Nvlink was developed to connect IBM's power8 CPUs with Nvidia's GPU accelerators. Nvlink borrowed heavily from IBM's CAPI coherent connection fabric technology in making Nvlink. Nvidia's Volta GPUs will be used along side IBM's Powre9 CPUs in the recently announced supercomputing* contracted awarded by the big spender U-SAM, so expect some good technology to filter down form your tax dollars.

Really Nvidia should get a Power8 license from OpenPower, and tell Intel to get to stepping, and make some home gaming servers of its own. IBM needs to lower the pricing on those licensable power8 design variants a little more for Nvidia/others to use for the some Power8 based consumer PC/laptop SKUs. Those power8 cores are beasts, and would make on hell of a gaming system CPU SKU to have on the motherboard, or module!

* http://www.anandtech.com/show/8727/nvidia-ibm-supercomputers

March 18, 2015 | 12:17 PM - Posted by Anonymous (not verified)

edit: form your tax dollars.
to: from your tax dollars.

AND,

Edit: on hell
to: one hell

March 17, 2015 | 02:01 PM - Posted by Anonymous (not verified)

Notice how Volta slipped yet another year. To 2018 it seems.

March 17, 2015 | 02:30 PM - Posted by Edkiefer (not verified)

Maybe they feel they need smaller node, so Pascal will be 14nm and Volta will be 10nm .

March 17, 2015 | 10:40 PM - Posted by John Blanton (not verified)

NvLink could just get soldered to the motherboard like everything else. AMD GPU's could use the CPU based pci-e controller and Nvidia's driver set could be used to enable NvLink if Nvidia GPU's are installed.

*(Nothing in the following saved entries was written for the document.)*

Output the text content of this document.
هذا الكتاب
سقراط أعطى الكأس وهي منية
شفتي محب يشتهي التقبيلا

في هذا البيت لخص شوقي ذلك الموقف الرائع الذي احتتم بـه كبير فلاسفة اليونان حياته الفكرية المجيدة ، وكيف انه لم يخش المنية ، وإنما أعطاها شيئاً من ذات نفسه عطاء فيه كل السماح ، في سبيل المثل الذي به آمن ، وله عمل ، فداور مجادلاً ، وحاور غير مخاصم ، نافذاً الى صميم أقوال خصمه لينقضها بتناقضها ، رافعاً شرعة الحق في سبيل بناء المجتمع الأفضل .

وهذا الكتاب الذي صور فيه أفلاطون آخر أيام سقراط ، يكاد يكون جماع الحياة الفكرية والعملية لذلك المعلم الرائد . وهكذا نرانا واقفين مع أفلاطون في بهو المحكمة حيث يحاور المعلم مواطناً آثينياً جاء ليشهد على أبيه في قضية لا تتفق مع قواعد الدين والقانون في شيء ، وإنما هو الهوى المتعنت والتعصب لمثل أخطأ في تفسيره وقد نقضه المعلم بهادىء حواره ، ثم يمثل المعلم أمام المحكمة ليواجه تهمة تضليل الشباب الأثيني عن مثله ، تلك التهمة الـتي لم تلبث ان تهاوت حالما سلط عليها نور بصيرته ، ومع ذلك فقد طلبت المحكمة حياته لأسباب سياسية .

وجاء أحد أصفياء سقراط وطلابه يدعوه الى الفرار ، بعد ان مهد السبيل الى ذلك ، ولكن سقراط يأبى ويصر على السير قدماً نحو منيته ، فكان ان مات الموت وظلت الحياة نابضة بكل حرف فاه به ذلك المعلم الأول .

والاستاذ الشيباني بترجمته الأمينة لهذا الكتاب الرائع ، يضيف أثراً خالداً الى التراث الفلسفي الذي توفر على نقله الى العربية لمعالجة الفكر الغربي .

March 18, 2015 | 10:02 AM - Posted by Maff

I wonder how "Mixed Precision Compute" on NVidia GPU's stands up against a fully HSA enabled chips from other vendors.
Seems to me that with enough granularity in the GPU architecture of a HSA compatible GPU you can also effectively get as good if not better "Mixed Precision Compute" performance.

March 18, 2015 | 12:37 PM - Posted by Anonymous (not verified)

Those other vendors do not own HSA, The scientific and computing ideas behind HSA were around long before AMD/others jumped on the bandwagon. HSA aware hardware, and OSs, and UMA are good ideas for the entire computing market to adopt, Especially the HSA ability of allowing mixed maker/models of GPUs to be used in computing platforms, including integrated GPU, all able to be utilized for all computing workloads, all of the time(No switchable either/or one GPU but not the other).

Consumers really do not understand that computing never needed switchable integrated/discrete graphics, computing systems could have been able to utilize both integrated and discrete GPUs at the same time, all but for the greed of a few big monopolistic/greedy interests, who artificially prevented HSA from happening.

Mixed precision compute capabilities are not necessarily tied to HSA, they just mean better resource allocation for higher and lower precision mathematical workloads. Of course, if all the precision needs to be high, the there are some disadvantages also.